There are many Vedanta concepts that have filtered into the West, and the more I learn about it, I almost want to say it's the genesis of human knowledge, or at least the means of human knowledge, but I would sound very biased or chauvinist; I don't have enough historical scholarship to support my assertion. So it is my intuition and I hope it would be received and appreciated in that light. Where there's smoke, there's fire.

Also, I would like to make a distinction between Brahmanist and Vedanta. They are not the same things, though there is cultural overlap. "Brahmanist" in my experience is a term Buddhists use. I've never heard that word in any other context. In fact Hinduism is not a real word either. It is just some term applied to the people of India generated by a king in Afghanistan, I think.

Religious Hindus do not separate their spiritual life from every day life, and some are more religious than others, but the term that they apply to themselves is "Sanatana Dharma" which loosely translates to "protectors of Dharma." Dharma is a difficult word to translate into English, and the word has a different significance in Buddhism. But roughly, it means the order of the universe, but also following the order of the universe, which is basically to remain in harmony and to protect harmony. I don't mean at all to give any appearance of expertise in the is area, just sharing my limited understanding. It's hard to explain how one can protect harmony, but perhaps it has more to do with protecting the knowledge that reveals how to appreciate that harmony. So it has to do with passing down a tradition to posterity, a tradition whose core is knowledge.

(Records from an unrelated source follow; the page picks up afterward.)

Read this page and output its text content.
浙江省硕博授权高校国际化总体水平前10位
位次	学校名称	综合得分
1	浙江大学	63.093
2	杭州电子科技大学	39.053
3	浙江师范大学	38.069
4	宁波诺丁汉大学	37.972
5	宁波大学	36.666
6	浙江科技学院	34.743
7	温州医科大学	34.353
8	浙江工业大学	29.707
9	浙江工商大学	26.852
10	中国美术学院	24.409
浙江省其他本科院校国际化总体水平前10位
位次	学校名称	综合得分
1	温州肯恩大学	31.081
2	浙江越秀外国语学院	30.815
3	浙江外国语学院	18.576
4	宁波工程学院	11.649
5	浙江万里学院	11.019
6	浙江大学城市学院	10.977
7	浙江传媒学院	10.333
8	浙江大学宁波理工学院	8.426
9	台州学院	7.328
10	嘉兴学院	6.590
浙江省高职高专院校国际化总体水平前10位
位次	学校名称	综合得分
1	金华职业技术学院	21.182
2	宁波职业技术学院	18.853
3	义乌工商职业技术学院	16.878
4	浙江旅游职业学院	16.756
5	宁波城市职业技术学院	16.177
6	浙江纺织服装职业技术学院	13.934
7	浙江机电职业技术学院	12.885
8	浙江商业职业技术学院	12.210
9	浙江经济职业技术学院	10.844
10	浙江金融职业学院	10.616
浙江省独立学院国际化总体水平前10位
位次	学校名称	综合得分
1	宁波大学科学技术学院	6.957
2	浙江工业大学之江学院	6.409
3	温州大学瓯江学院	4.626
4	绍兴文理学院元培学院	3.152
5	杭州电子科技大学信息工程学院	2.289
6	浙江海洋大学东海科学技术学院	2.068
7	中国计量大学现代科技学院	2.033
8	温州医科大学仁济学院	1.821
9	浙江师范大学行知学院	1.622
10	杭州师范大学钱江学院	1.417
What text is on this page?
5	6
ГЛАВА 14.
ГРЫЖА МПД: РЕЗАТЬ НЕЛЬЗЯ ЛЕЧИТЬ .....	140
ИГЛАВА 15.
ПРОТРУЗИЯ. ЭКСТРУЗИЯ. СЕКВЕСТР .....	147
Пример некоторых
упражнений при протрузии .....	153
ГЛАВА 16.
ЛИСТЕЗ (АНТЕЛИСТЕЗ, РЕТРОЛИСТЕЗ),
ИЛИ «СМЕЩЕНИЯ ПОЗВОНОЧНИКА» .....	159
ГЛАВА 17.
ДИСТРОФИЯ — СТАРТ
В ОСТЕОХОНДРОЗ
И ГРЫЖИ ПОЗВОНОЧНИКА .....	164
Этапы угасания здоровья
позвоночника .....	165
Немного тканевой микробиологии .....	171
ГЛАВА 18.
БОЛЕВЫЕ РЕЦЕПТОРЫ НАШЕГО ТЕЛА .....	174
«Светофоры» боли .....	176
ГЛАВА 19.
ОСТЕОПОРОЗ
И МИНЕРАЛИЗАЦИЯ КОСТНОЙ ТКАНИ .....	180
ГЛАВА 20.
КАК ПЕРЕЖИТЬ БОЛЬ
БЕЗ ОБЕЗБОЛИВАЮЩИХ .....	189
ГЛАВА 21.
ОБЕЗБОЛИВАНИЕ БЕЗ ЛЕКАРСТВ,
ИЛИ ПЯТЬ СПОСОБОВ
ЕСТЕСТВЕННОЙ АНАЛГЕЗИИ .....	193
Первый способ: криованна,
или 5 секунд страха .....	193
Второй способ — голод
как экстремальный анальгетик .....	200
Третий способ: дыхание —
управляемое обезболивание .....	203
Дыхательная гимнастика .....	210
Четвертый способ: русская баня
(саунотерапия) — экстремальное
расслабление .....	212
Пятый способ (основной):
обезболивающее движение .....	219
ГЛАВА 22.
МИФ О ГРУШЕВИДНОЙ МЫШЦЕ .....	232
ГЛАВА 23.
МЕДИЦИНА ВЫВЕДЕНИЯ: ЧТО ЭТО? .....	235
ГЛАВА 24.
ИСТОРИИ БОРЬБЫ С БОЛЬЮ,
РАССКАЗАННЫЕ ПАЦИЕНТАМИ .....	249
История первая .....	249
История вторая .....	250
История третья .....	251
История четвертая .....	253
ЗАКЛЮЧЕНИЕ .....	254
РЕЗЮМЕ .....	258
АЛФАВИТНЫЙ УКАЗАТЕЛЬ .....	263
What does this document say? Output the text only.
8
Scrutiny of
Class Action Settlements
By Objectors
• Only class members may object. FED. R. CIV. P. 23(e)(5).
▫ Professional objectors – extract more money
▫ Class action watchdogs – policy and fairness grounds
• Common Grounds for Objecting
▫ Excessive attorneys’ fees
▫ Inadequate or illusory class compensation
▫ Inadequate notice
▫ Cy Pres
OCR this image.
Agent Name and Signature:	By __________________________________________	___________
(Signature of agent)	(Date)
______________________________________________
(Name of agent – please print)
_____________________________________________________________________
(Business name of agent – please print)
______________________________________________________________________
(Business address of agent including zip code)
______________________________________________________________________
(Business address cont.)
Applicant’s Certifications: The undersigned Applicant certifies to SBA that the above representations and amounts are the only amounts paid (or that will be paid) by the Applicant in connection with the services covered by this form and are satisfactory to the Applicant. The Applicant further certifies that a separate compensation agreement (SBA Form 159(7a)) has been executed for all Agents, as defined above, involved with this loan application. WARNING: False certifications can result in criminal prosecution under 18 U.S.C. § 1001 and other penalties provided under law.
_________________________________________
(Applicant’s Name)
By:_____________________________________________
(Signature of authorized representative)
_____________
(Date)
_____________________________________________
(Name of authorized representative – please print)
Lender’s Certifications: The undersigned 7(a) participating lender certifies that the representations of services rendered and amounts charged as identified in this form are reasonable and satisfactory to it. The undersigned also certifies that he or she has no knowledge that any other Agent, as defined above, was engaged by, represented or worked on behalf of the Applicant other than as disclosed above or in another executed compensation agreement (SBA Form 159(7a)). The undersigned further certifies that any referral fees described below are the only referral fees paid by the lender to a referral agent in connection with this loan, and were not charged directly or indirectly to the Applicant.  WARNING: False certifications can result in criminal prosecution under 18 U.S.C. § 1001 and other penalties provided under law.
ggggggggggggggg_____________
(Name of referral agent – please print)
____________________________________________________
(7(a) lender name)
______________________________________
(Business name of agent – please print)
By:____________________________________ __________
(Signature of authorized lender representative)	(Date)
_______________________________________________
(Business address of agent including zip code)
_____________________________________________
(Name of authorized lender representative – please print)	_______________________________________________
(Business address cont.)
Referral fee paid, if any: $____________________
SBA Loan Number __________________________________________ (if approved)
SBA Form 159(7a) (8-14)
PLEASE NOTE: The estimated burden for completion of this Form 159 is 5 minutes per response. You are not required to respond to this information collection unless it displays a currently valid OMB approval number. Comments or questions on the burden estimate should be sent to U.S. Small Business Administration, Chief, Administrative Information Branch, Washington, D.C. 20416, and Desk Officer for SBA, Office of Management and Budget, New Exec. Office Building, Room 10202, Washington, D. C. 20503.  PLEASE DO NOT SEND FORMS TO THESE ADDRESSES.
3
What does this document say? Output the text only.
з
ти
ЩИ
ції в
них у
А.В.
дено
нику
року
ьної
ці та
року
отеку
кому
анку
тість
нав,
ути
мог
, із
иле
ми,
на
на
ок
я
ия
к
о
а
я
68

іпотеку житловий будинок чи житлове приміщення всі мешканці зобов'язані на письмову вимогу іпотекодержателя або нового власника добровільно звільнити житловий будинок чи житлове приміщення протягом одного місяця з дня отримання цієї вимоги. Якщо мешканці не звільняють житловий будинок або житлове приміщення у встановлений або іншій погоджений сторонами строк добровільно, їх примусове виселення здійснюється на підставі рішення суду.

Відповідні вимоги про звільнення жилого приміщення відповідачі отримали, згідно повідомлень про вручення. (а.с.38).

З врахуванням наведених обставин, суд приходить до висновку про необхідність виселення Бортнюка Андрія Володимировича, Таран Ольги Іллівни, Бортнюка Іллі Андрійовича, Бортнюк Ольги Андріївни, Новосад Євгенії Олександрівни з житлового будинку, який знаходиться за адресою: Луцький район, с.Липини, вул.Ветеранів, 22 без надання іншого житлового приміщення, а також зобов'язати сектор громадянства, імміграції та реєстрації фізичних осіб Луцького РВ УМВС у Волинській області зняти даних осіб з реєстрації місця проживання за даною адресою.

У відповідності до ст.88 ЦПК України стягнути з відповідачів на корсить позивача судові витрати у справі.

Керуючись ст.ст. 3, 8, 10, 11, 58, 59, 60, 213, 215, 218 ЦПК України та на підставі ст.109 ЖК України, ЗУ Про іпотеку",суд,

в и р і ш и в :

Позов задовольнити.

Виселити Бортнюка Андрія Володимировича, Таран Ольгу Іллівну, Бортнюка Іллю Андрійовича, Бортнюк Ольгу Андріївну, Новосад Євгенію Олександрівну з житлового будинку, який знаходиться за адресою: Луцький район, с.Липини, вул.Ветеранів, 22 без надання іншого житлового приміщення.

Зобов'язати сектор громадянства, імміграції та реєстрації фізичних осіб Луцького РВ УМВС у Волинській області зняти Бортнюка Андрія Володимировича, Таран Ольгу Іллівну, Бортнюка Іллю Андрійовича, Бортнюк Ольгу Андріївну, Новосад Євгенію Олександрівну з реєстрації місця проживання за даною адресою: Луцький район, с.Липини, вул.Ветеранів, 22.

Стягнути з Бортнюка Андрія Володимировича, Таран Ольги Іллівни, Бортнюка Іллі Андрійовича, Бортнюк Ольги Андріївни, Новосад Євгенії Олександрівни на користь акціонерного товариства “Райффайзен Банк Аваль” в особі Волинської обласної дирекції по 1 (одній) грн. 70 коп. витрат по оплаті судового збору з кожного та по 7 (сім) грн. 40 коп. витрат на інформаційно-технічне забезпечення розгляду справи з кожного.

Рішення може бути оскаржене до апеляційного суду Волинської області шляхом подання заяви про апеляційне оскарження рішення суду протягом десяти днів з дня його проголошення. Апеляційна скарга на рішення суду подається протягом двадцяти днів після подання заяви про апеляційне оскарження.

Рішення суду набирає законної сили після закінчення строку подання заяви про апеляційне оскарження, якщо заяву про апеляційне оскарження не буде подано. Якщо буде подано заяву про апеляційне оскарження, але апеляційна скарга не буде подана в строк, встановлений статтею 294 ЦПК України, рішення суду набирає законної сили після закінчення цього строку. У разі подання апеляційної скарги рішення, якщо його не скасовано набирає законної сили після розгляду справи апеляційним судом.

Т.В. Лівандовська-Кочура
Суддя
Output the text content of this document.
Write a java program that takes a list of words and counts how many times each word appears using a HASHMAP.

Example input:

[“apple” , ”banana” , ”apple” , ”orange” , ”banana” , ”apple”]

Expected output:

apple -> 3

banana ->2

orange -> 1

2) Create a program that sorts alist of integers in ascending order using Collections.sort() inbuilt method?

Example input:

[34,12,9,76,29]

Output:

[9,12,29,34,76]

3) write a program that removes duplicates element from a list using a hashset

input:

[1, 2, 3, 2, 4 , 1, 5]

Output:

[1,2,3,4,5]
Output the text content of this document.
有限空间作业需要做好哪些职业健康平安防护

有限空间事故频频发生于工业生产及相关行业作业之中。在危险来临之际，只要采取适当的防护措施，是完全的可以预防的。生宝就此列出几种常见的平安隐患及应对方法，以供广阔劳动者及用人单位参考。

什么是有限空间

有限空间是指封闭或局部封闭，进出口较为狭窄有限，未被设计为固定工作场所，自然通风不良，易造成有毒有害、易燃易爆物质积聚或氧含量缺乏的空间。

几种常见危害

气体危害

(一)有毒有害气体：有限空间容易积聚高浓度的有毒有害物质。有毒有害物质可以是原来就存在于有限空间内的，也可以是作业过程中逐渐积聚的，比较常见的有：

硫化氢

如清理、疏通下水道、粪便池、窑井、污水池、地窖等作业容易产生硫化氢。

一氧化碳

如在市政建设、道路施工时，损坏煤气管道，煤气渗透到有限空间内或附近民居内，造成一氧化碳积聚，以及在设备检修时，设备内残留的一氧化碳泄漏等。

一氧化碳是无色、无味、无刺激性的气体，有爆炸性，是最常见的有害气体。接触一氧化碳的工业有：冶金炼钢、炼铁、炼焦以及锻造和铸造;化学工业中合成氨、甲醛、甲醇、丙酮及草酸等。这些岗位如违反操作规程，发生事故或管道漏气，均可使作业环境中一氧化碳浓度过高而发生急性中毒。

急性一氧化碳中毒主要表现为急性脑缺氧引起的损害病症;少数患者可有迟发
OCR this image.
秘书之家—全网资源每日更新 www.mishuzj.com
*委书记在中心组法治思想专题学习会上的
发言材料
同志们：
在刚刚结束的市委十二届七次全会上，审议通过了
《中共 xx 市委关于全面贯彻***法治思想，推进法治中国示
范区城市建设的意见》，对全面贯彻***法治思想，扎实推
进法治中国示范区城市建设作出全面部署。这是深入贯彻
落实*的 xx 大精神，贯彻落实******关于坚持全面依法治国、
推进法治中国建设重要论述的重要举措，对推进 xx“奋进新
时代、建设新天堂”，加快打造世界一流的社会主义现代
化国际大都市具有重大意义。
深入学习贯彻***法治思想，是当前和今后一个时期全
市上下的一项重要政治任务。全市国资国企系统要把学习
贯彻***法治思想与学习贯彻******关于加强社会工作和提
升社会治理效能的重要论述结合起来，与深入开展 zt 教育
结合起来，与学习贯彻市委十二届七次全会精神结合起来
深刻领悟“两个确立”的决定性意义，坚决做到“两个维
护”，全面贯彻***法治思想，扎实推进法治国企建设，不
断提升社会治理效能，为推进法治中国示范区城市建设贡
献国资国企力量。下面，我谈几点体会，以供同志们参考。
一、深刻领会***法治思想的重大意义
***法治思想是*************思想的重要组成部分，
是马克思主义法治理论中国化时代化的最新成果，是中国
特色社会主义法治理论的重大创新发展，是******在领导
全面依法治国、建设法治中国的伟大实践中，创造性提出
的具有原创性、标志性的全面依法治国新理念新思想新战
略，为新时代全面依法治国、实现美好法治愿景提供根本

Anyway, my main point is that the Ancients knew a lot, even logic. We shouldn't dismiss them so easily. There's a lot that can be harvested from their understandings that would benefit us today.

But as far as logic goes, I remain steadfast that logic is a tool and that it has to do with our values and our dedication not to harm others, as well as allowing any human alive the space and resources required to flourish.

Even children require safe places to play.